Tempus is now working on a version of the test that enables at-home sample collection, which it hopes to bring to market soon. It is also in the midst of validating an assay that combines influenza and SARS-CoV-2 testing.
In addition, the firm is developing its sequencing-based respiratory pathogen panel, which it plans to launch later this year or early next year. Mason said the firm has been considering different versions and is in the process of teasing out which one is the best. A number of companies have put next-gen sequencing respiratory pathogen panels on the market, including Illumina, Twist Bioscience, and Agilent Technologies, and “we’ve been looking at all of these,” he said. Providing the respiratory panel with a short turnaround time will be very important, he added, so the test results remain meaningful for patients.
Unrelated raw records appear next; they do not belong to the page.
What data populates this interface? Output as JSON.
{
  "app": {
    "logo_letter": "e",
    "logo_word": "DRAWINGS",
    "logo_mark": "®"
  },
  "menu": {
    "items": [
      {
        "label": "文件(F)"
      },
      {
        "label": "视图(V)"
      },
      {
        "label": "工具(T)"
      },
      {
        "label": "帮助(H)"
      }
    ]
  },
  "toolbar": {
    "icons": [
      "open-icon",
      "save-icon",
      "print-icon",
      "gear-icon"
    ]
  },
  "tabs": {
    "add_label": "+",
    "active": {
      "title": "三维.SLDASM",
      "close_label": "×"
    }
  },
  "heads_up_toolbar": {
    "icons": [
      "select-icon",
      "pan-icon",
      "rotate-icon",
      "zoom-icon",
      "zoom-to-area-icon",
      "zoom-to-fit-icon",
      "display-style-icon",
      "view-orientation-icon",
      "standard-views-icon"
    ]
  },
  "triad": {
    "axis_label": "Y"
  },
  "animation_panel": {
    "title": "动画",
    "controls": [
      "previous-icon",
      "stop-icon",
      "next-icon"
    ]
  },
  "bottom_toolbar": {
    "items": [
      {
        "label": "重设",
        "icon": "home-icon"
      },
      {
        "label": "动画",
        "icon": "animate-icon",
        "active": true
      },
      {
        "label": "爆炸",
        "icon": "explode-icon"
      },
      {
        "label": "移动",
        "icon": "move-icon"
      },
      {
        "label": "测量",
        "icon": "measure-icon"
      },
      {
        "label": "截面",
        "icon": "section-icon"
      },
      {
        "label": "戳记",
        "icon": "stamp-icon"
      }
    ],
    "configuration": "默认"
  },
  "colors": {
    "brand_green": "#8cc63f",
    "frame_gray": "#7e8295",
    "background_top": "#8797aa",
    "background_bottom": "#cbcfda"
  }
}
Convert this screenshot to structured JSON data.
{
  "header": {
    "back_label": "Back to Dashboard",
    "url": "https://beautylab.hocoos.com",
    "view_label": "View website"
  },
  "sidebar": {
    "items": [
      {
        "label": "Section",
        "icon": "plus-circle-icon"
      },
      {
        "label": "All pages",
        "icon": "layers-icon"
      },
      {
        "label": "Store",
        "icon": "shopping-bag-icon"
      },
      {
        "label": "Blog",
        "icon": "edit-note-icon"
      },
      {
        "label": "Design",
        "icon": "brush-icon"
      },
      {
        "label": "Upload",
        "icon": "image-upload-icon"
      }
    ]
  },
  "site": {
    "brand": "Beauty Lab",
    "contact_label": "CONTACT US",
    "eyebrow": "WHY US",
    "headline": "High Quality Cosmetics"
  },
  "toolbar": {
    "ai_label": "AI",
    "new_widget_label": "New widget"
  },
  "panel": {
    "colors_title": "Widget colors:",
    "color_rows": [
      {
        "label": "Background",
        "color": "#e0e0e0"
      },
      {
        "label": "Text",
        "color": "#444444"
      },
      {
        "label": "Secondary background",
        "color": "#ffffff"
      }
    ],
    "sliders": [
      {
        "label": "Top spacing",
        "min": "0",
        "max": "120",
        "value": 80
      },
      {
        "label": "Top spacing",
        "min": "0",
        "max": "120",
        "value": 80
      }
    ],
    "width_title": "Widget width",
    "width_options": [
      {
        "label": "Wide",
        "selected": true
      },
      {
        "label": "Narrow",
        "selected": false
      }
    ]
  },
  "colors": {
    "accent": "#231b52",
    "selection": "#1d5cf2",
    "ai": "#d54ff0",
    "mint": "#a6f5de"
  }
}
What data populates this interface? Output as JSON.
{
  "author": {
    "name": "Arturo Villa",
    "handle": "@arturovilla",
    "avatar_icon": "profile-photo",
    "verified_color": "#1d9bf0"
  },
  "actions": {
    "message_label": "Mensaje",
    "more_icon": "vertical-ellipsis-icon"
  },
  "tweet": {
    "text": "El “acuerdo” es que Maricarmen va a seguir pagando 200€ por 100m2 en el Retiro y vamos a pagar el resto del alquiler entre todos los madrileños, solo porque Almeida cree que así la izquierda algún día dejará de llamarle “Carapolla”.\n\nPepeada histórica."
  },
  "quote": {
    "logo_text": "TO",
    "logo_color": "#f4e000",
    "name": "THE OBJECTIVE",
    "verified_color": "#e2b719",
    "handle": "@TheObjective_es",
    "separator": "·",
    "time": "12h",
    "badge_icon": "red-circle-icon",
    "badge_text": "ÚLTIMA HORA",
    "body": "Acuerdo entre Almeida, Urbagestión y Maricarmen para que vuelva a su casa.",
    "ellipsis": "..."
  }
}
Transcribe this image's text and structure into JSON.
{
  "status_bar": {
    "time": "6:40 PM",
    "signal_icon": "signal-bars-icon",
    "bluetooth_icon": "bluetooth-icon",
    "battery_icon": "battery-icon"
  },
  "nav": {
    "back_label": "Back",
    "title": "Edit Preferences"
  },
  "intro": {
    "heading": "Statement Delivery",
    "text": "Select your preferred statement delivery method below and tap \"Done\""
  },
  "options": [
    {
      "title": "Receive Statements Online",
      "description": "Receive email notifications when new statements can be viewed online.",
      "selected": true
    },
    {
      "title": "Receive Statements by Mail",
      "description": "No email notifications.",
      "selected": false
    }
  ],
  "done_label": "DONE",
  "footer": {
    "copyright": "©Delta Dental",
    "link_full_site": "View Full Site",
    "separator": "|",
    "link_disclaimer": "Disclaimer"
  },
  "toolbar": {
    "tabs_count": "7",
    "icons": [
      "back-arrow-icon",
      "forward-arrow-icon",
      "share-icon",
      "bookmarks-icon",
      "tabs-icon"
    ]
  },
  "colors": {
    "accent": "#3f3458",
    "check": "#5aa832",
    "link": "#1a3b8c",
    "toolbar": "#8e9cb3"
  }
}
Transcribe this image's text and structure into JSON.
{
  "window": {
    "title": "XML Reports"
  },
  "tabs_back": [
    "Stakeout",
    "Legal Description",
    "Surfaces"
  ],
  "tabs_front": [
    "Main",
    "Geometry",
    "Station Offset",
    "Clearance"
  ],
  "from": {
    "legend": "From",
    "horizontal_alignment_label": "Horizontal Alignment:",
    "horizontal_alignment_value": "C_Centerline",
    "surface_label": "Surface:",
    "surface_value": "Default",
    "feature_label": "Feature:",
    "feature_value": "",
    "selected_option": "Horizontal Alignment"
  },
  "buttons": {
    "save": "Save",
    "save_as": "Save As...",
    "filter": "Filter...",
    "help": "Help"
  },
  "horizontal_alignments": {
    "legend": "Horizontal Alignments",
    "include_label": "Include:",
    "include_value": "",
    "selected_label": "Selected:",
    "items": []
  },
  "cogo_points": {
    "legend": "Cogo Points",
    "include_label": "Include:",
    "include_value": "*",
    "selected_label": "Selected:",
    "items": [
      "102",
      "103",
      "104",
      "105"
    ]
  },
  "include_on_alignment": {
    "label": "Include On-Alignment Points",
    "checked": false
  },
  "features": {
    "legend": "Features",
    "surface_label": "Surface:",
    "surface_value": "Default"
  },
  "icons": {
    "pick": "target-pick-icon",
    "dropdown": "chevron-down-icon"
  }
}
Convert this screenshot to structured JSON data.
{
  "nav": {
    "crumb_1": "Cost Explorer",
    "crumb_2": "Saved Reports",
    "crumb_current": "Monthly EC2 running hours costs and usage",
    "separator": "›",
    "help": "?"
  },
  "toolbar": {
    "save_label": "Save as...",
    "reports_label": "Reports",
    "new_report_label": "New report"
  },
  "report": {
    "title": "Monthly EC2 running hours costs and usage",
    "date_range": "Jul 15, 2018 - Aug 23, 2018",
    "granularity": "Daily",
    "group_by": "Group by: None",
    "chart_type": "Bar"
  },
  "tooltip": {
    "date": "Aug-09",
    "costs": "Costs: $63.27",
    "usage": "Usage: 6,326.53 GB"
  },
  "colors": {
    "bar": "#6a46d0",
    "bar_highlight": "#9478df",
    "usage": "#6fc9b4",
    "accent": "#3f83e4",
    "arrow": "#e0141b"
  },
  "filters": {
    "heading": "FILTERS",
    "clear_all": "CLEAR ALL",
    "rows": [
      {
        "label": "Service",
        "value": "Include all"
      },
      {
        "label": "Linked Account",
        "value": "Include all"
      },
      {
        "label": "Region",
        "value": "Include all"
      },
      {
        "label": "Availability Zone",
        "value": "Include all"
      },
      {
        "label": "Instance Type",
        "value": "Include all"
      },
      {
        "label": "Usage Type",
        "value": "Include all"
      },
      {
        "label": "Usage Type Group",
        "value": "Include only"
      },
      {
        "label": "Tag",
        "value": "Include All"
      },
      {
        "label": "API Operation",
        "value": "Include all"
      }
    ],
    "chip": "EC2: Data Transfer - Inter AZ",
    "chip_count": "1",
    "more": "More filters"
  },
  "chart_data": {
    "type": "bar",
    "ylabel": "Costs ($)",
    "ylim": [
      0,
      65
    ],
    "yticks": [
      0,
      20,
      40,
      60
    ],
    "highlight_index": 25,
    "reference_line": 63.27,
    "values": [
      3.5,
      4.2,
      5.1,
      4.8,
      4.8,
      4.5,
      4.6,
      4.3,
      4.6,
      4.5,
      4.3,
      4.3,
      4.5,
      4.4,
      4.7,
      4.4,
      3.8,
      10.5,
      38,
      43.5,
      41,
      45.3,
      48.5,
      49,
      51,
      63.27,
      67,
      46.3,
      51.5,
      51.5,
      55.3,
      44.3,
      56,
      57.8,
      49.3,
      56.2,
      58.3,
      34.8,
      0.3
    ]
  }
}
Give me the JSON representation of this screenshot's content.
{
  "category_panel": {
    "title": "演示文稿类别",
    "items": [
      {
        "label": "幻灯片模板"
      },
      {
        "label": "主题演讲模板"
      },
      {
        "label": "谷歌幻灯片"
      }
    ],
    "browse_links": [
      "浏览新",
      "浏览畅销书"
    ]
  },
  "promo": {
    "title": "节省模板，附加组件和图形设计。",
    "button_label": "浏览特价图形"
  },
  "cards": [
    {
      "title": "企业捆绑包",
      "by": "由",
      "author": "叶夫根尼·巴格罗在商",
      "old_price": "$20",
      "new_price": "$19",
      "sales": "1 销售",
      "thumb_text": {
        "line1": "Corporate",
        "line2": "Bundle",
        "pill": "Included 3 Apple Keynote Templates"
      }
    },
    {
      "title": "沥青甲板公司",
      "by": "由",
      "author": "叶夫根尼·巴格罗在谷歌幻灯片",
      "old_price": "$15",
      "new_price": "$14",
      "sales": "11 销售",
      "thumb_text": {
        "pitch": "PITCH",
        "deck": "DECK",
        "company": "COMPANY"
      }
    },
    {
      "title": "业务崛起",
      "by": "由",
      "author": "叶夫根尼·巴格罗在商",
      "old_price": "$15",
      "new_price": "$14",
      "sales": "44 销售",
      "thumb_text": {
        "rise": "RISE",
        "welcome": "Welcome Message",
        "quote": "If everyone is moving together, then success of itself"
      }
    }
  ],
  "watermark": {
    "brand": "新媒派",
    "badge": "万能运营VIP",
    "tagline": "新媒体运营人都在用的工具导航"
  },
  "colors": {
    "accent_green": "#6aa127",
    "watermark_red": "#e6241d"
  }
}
Meanwhile, Tempus’ COVID-19 data initiative is “moving along well,” Lefkofsky said. The company has signed up several undisclosed academic medical centers and large hospital systems as partners and has been collecting clinical data from more than 10,000 patients so far. For a fraction of these, Tempus will also perform RNA-seq profiling. According to Mason, viral sequencing data and whole-genome sequencing data is also available for some of the patients. The aim is structure and curate the clinical data along with the molecular data.
Mason said one of his primary goals at Tempus – though he is also involved in integrating RNA sequencing into the firm’s cancer diagnostics – is to build the network of patients for the COVID-19 initiative, which aims to grow to 50,000 patients. “My goal is to make it so it’s really a true public-private benefit, so there’s as much data as possible available to as many people as possible to learn as fast as possible about COVID-19,” he said. “It could be useful for vaccines, for treatments, for stratifying high-risk patients.”
Lefkofsky said the project doesn’t have a timeline or an endpoint. “This is simply building the first of its kind large dataset that we think can help answer some questions,” he said.
All of the COVID-19 work is not distracting Tempus from its oncology testing business, though, which has apparently not suffered from the pandemic. “Our cancer business continues to grow at triple-digit rates” and is ahead of plan for 2020, Lefkofsky said.